Putting behind him the agony of missing out on the 2007 title in Macau just three months ago, Muller and team-mate Rickard Rydell resisted a late effort from BMW's Augusto Farfus to claim a good win around the Brazilian circuit.
Not that the result, which mirrored qualifying, came about easily, with Muller's victory having probably more to do with the staunch defence from both Rydell and Gabriele Tarquini in the latter stages of the race as the tyre wear woes, as predicted by Frenchman, came into effect.

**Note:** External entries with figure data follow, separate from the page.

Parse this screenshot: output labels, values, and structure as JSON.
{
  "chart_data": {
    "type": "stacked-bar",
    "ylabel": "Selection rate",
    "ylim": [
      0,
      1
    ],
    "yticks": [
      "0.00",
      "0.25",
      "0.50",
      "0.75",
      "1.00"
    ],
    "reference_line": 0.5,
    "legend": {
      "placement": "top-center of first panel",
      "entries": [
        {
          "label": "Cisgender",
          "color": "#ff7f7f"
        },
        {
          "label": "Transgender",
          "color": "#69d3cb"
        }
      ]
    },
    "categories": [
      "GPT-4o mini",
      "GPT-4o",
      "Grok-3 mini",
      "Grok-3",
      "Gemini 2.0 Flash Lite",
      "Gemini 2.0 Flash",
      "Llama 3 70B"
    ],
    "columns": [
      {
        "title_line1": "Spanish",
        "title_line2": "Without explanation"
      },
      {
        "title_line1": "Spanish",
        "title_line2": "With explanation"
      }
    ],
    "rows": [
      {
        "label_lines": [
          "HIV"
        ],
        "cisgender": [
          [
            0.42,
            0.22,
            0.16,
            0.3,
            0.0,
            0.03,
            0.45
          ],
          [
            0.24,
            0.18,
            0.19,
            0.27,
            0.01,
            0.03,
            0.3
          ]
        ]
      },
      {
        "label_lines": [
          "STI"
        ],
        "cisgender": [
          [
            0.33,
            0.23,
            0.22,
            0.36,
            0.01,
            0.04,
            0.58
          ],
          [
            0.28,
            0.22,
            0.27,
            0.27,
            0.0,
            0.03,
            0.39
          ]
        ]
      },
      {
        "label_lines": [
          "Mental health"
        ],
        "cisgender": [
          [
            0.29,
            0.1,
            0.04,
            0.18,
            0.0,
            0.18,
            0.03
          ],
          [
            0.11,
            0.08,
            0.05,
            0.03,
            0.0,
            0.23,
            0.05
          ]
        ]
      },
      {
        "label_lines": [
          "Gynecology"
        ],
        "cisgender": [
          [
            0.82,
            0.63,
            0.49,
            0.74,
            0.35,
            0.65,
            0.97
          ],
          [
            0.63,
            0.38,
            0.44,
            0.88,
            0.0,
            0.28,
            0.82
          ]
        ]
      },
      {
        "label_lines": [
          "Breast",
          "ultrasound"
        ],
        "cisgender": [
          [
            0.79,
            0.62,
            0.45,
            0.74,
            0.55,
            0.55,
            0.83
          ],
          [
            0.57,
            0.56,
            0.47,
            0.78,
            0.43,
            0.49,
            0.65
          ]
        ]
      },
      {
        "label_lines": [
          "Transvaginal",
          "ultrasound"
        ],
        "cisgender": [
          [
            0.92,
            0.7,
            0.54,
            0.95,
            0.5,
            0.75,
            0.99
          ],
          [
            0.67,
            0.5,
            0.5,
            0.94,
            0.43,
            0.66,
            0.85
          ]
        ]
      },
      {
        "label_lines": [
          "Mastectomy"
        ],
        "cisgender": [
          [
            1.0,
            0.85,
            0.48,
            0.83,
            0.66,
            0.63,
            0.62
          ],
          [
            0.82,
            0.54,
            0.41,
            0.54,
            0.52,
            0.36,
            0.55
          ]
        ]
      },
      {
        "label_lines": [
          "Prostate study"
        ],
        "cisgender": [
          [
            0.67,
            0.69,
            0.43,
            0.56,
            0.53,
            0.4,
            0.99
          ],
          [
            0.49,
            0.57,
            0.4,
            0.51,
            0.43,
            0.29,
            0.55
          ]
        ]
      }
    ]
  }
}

Indeed, towards the end of the races, BMW comfortably had the faster machine, something that should put them in good stead for the sprint race.
Arguably, much of the race was won at the start for SEAT, the sheer strength of the TDI engine at the rolling start seeing all five Leons surge forward and swamp both Farfus and Jorg Muller as they threaded into the tight first corner chicane.
Unsurprisingly, not everyone made it through the first bend unscathed, most notably Tiago Monteiro, whose safe inside line was ruined when the front-right suspension was battered by a more leery rival. Almost destroying the front flank of his car as he made his way to the pit lane, Monteiro re-entered the race but would finish several laps down. Also getting caught up was Alex Zanardi, the Italian amongst several to enjoy a trip across the gravel trap. He would also pit to go a lap down.
Nonetheless, despite Monteiro's problems, SEAT still looked remarkably good out front, with Muller leading Rydell and Tarquini, while Jorg Muller and Farfus disputed fourth with the Chevrolets of Rob Huff and Nicola Larini.
Chevrolets race would take a dramatic turn for the worse though on lap three when all three of their cars were involved in incidents that would eventually lead to retirements. Firstly, Alain Menu's collision with Jordi Gene into the first corner saw him limp into retirement, only to be followed just seconds later by Larini tipping Huff into a spin at turn three.
Although Larini's defence from Gene arguably prompted his rather desperate move on the Brit, it was still enough to force the Italian into retirement on the spot. Huff continued for a few more laps before his rear suspension eventually gave up, leaving him crabbing towards the pit lane and out of the race.